The Who?

Art has always been my safe space, a quiet sanctuary where I can medicate my wandering mind. For many years, I lived my first dream: I spent my career as a ballet dancer with the Hamburg Ballet under John Neumeier, moving across stages around the world. At the age of 32, I made the difficult decision to step away from dancing, leaving behind a part of myself that had been my home for so long.

On a personal level, I fell out of love with making my body perform the movements, but I never fell out of love with the art form itself. I think many of us go through this. We believe we have fallen out of love entirely, when often it is the relationship that changes, not the feeling. Sometimes it is an act of care to let something go, rather than holding on so tightly that we lose what made it meaningful. Letting go, I have learned, is sometimes the only way to honour what once carried us.

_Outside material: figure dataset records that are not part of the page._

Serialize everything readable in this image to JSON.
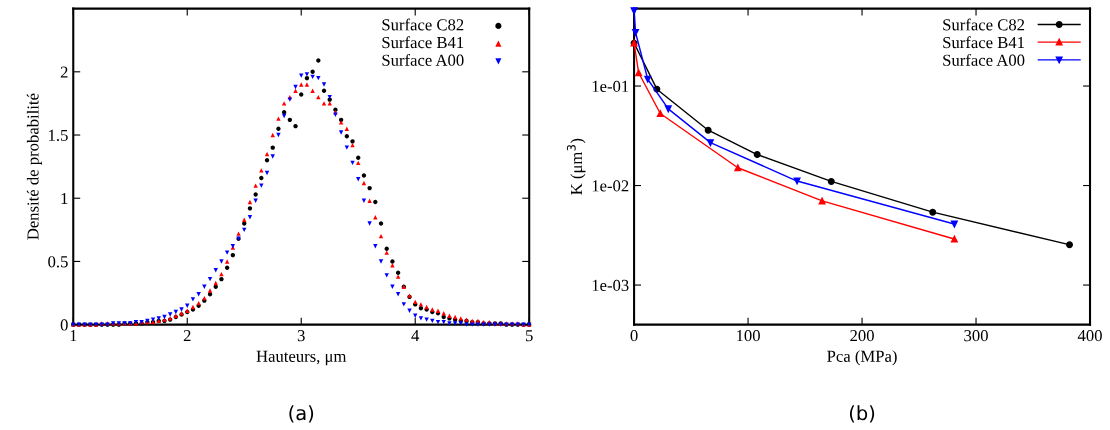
{
  "chart_data": [
    {
      "type": "scatter",
      "xlabel": "Hauteurs, μm",
      "ylabel": "Densité de probabilité",
      "xlim": [
        1,
        5
      ],
      "xticks": [
        1,
        2,
        3,
        4,
        5
      ],
      "ylim": [
        0,
        2.5
      ],
      "yticks": [
        0,
        0.5,
        1,
        1.5,
        2
      ],
      "legend": "top right",
      "grid": false,
      "annotations": [
        "(a)"
      ],
      "series": [
        {
          "name": "Surface C82",
          "color": "#000000",
          "marker": "circle",
          "x": [
            1.0,
            1.05,
            1.1,
            1.15,
            1.2,
            1.25,
            1.3,
            1.35,
            1.4,
            1.45,
            1.5,
            1.55,
            1.6,
            1.65,
            1.7,
            1.75,
            1.8,
            1.85,
            1.9,
            1.95,
            2.0,
            2.05,
            2.1,
            2.15,
            2.2,
            2.25,
            2.3,
            2.35,
            2.4,
            2.45,
            2.5,
            2.55,
            2.6,
            2.65,
            2.7,
            2.75,
            2.8,
            2.85,
            2.9,
            2.95,
            3.0,
            3.05,
            3.1,
            3.15,
            3.2,
            3.25,
            3.3,
            3.35,
            3.4,
            3.45,
            3.5,
            3.55,
            3.6,
            3.65,
            3.7,
            3.75,
            3.8,
            3.85,
            3.9,
            3.95,
            4.0,
            4.05,
            4.1,
            4.15,
            4.2,
            4.25,
            4.3,
            4.35,
            4.4,
            4.45,
            4.5,
            4.55,
            4.6,
            4.65,
            4.7,
            4.75,
            4.8,
            4.85,
            4.9,
            4.95,
            5.0
          ],
          "values": [
            0,
            0,
            0,
            0,
            0,
            0,
            0,
            0,
            0,
            0.01,
            0.01,
            0.01,
            0.01,
            0.02,
            0.02,
            0.03,
            0.03,
            0.04,
            0.06,
            0.08,
            0.1,
            0.12,
            0.15,
            0.19,
            0.24,
            0.3,
            0.36,
            0.45,
            0.55,
            0.68,
            0.8,
            0.92,
            1.03,
            1.16,
            1.3,
            1.4,
            1.55,
            1.68,
            1.62,
            1.57,
            1.82,
            1.95,
            2.0,
            2.09,
            1.85,
            1.78,
            1.7,
            1.62,
            1.49,
            1.45,
            1.32,
            1.18,
            1.08,
            0.97,
            0.8,
            0.6,
            0.5,
            0.41,
            0.3,
            0.22,
            0.16,
            0.13,
            0.12,
            0.1,
            0.09,
            0.06,
            0.05,
            0.04,
            0.03,
            0.03,
            0.02,
            0.02,
            0.01,
            0.01,
            0.01,
            0.01,
            0,
            0,
            0,
            0,
            0
          ]
        },
        {
          "name": "Surface B41",
          "color": "#ff0000",
          "marker": "triangle",
          "x": [
            1.0,
            1.05,
            1.1,
            1.15,
            1.2,
            1.25,
            1.3,
            1.35,
            1.4,
            1.45,
            1.5,
            1.55,
            1.6,
            1.65,
            1.7,
            1.75,
            1.8,
            1.85,
            1.9,
            1.95,
            2.0,
            2.05,
            2.1,
            2.15,
            2.2,
            2.25,
            2.3,
            2.35,
            2.4,
            2.45,
            2.5,
            2.55,
            2.6,
            2.65,
            2.7,
            2.75,
            2.8,
            2.85,
            2.9,
            2.95,
            3.0,
            3.05,
            3.1,
            3.15,
            3.2,
            3.25,
            3.3,
            3.35,
            3.4,
            3.45,
            3.5,
            3.55,
            3.6,
            3.65,
            3.7,
            3.75,
            3.8,
            3.85,
            3.9,
            3.95,
            4.0,
            4.05,
            4.1,
            4.15,
            4.2,
            4.25,
            4.3,
            4.35,
            4.4,
            4.45,
            4.5,
            4.55,
            4.6,
            4.65,
            4.7,
            4.75,
            4.8,
            4.85,
            4.9,
            4.95,
            5.0
          ],
          "values": [
            0,
            0,
            0,
            0,
            0,
            0.01,
            0.01,
            0.01,
            0.01,
            0.01,
            0.01,
            0.01,
            0.02,
            0.02,
            0.02,
            0.03,
            0.04,
            0.05,
            0.07,
            0.09,
            0.11,
            0.14,
            0.17,
            0.21,
            0.27,
            0.33,
            0.4,
            0.5,
            0.61,
            0.72,
            0.83,
            0.97,
            1.1,
            1.22,
            1.35,
            1.5,
            1.63,
            1.75,
            1.8,
            1.85,
            1.9,
            1.9,
            1.85,
            1.8,
            1.75,
            1.75,
            1.68,
            1.6,
            1.55,
            1.42,
            1.28,
            1.12,
            0.98,
            0.85,
            0.7,
            0.57,
            0.47,
            0.38,
            0.3,
            0.23,
            0.18,
            0.16,
            0.14,
            0.12,
            0.11,
            0.09,
            0.07,
            0.06,
            0.05,
            0.04,
            0.03,
            0.03,
            0.02,
            0.02,
            0.01,
            0.01,
            0.01,
            0.01,
            0.01,
            0,
            0
          ]
        },
        {
          "name": "Surface A00",
          "color": "#0000ff",
          "marker": "triangle_down",
          "x": [
            1.0,
            1.05,
            1.1,
            1.15,
            1.2,
            1.25,
            1.3,
            1.35,
            1.4,
            1.45,
            1.5,
            1.55,
            1.6,
            1.65,
            1.7,
            1.75,
            1.8,
            1.85,
            1.9,
            1.95,
            2.0,
            2.05,
            2.1,
            2.15,
            2.2,
            2.25,
            2.3,
            2.35,
            2.4,
            2.45,
            2.5,
            2.55,
            2.6,
            2.65,
            2.7,
            2.75,
            2.8,
            2.85,
            2.9,
            2.95,
            3.0,
            3.05,
            3.1,
            3.15,
            3.2,
            3.25,
            3.3,
            3.35,
            3.4,
            3.45,
            3.5,
            3.55,
            3.6,
            3.65,
            3.7,
            3.75,
            3.8,
            3.85,
            3.9,
            3.95,
            4.0,
            4.05,
            4.1,
            4.15,
            4.2,
            4.25,
            4.3,
            4.35,
            4.4,
            4.45,
            4.5,
            4.55,
            4.6,
            4.65,
            4.7,
            4.75,
            4.8,
            4.85,
            4.9,
            4.95,
            5.0
          ],
          "values": [
            0,
            0,
            0,
            0,
            0,
            0,
            0,
            0.01,
            0.01,
            0.01,
            0.01,
            0.02,
            0.02,
            0.03,
            0.04,
            0.05,
            0.06,
            0.08,
            0.1,
            0.12,
            0.15,
            0.2,
            0.24,
            0.3,
            0.36,
            0.43,
            0.5,
            0.57,
            0.62,
            0.68,
            0.75,
            0.85,
            0.98,
            1.1,
            1.2,
            1.33,
            1.5,
            1.65,
            1.78,
            1.88,
            1.97,
            1.98,
            1.96,
            1.95,
            1.9,
            1.8,
            1.66,
            1.52,
            1.4,
            1.28,
            1.15,
            0.98,
            0.8,
            0.62,
            0.5,
            0.39,
            0.3,
            0.24,
            0.16,
            0.11,
            0.07,
            0.05,
            0.04,
            0.03,
            0.02,
            0.02,
            0.01,
            0.01,
            0.01,
            0,
            0,
            0,
            0,
            0,
            0,
            0,
            0,
            0,
            0,
            0,
            0
          ]
        }
      ]
    },
    {
      "type": "line",
      "xlabel": "Pca (MPa)",
      "ylabel": "K (μm$^{3}$)",
      "log": "y",
      "xlim": [
        0,
        400
      ],
      "xticks": [
        0,
        100,
        200,
        300,
        400
      ],
      "ylim": [
        0.0004,
        0.6
      ],
      "yticks": [
        {
          "value": 0.1,
          "label": "1e-01"
        },
        {
          "value": 0.01,
          "label": "1e-02"
        },
        {
          "value": 0.001,
          "label": "1e-03"
        }
      ],
      "legend": "top right",
      "grid": false,
      "annotations": [
        "(b)"
      ],
      "series": [
        {
          "name": "Surface C82",
          "color": "#000000",
          "marker": "circle",
          "x": [
            0,
            20,
            65,
            108,
            173,
            262,
            382
          ],
          "values": [
            0.27,
            0.093,
            0.036,
            0.0205,
            0.011,
            0.0054,
            0.00254
          ]
        },
        {
          "name": "Surface B41",
          "color": "#ff0000",
          "marker": "triangle",
          "x": [
            0,
            4,
            23,
            91,
            165,
            281
          ],
          "values": [
            0.27,
            0.136,
            0.053,
            0.0151,
            0.007,
            0.0029
          ]
        },
        {
          "name": "Surface A00",
          "color": "#0000ff",
          "marker": "triangle_down",
          "x": [
            0,
            1.3,
            12,
            30,
            67,
            143,
            281
          ],
          "values": [
            0.57,
            0.345,
            0.117,
            0.059,
            0.027,
            0.0111,
            0.0041
          ]
        }
      ]
    }
  ]
}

There was still, however, grief. Grief in leaving behind a life shaped by movement and silence, a life that had been so much a part of who I was. Yet beneath that grief, something steady had always been waiting. Art was there, patient and sure, offering me a space to return to without expectation or demand. A love that nourished, protected, and allowed me to rebuild.

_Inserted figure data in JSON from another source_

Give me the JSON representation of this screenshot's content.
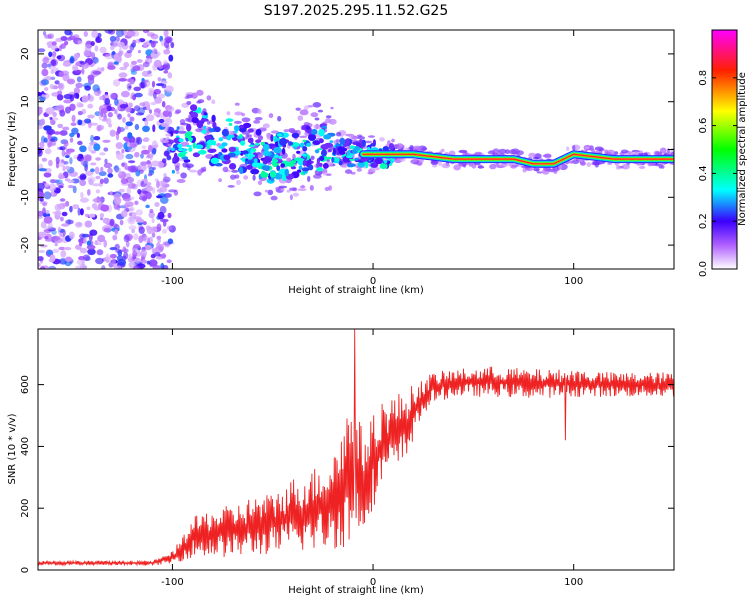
{
  "title": "S197.2025.295.11.52.G25",
  "chart_data": [
    {
      "type": "heatmap",
      "name": "spectrogram",
      "xlabel": "Height of straight line (km)",
      "ylabel": "Frequency (Hz)",
      "xlim": [
        -167,
        150
      ],
      "ylim": [
        -25,
        25
      ],
      "xticks": [
        -100,
        0,
        100
      ],
      "yticks": [
        -20,
        -10,
        0,
        10,
        20
      ],
      "colorbar": {
        "label": "Normalized spectral amplitude",
        "range": [
          0,
          1
        ],
        "ticks": [
          0.0,
          0.2,
          0.4,
          0.6,
          0.8
        ]
      },
      "noise_region_x": [
        -167,
        -100
      ],
      "signal_centerline": {
        "x": [
          -100,
          -95,
          -90,
          -80,
          -70,
          -60,
          -50,
          -40,
          -30,
          -20,
          -10,
          0,
          10,
          20,
          40,
          60,
          70,
          80,
          90,
          95,
          100,
          120,
          150
        ],
        "y": [
          -1,
          1,
          4,
          2,
          1,
          0,
          -2,
          -1,
          1,
          0,
          -1,
          -1,
          -1,
          -1,
          -2,
          -2,
          -2,
          -3,
          -3,
          -2,
          -1,
          -2,
          -2
        ]
      }
    },
    {
      "type": "line",
      "name": "snr",
      "xlabel": "Height of straight line (km)",
      "ylabel": "SNR (10 * v/v)",
      "xlim": [
        -167,
        150
      ],
      "ylim": [
        0,
        780
      ],
      "xticks": [
        -100,
        0,
        100
      ],
      "yticks": [
        0,
        200,
        400,
        600
      ],
      "color": "#ee2222",
      "envelope": {
        "x": [
          -167,
          -110,
          -100,
          -95,
          -90,
          -80,
          -70,
          -60,
          -50,
          -40,
          -30,
          -20,
          -15,
          -10,
          -5,
          0,
          5,
          10,
          15,
          20,
          25,
          30,
          40,
          60,
          80,
          100,
          120,
          150
        ],
        "low": [
          15,
          15,
          20,
          30,
          40,
          40,
          40,
          45,
          50,
          55,
          60,
          65,
          70,
          70,
          120,
          200,
          280,
          300,
          330,
          420,
          500,
          540,
          560,
          560,
          555,
          560,
          560,
          560
        ],
        "high": [
          30,
          30,
          60,
          110,
          170,
          200,
          210,
          240,
          250,
          300,
          330,
          380,
          500,
          560,
          450,
          500,
          560,
          570,
          580,
          600,
          620,
          640,
          650,
          660,
          650,
          650,
          640,
          640
        ]
      },
      "spikes": [
        {
          "x": -9,
          "y": 780
        },
        {
          "x": 96,
          "y": 420
        }
      ]
    }
  ]
}
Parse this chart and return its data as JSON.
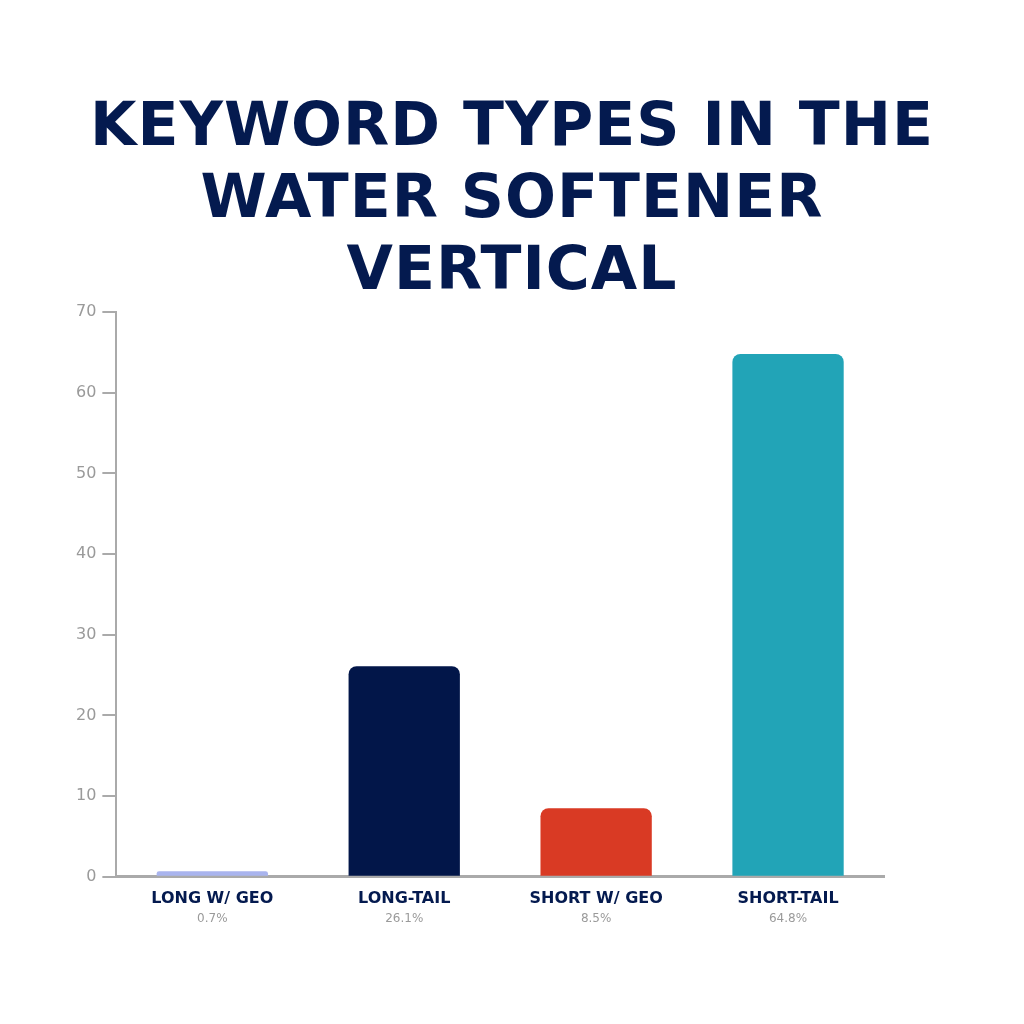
{
  "chart_data": {
    "type": "bar",
    "title": "KEYWORD TYPES IN THE WATER SOFTENER VERTICAL",
    "categories": [
      "LONG W/ GEO",
      "LONG-TAIL",
      "SHORT W/ GEO",
      "SHORT-TAIL"
    ],
    "values": [
      0.7,
      26.1,
      8.5,
      64.8
    ],
    "colors": [
      "#a9b4ee",
      "#021649",
      "#d93a24",
      "#22a4b7"
    ],
    "value_labels": [
      "0.7%",
      "26.1%",
      "8.5%",
      "64.8%"
    ],
    "ylim": [
      0,
      70
    ],
    "yticks": [
      0,
      10,
      20,
      30,
      40,
      50,
      60,
      70
    ],
    "grid": false,
    "legend": false
  }
}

Now, I move differently. I move through shapes, through textures, through the layered spaces between memory and feeling. I move through emotions too: emotions that spill onto a page, a canvas, or anything my hands can reach. Art gathers the pieces of my journey, the seen and unseen, and gives them form. It allows me not only to tell my own stories, but to leave space for others to find their own.

I hope that my work creates a place where it is safe to feel: to feel joy, to feel lost, to feel uncertain, to feel seen. Life pulls each of us through different fires. Some are large, some are quiet, some still burn unseen beneath the surface. I believe change is like fire. It is necessary, it is dangerous, and it is beautiful. If we tend it carefully, it can sustain us, transform us, and carry us forward.

Each piece I create is a quiet part of me: a memory shaped by movement, a feeling I have tried to understand, a story I am still learning how to tell.

I cannot tell you what to find here. I can only offer what I could not keep inside.

If something here meets you where you are, even for a moment, I am grateful.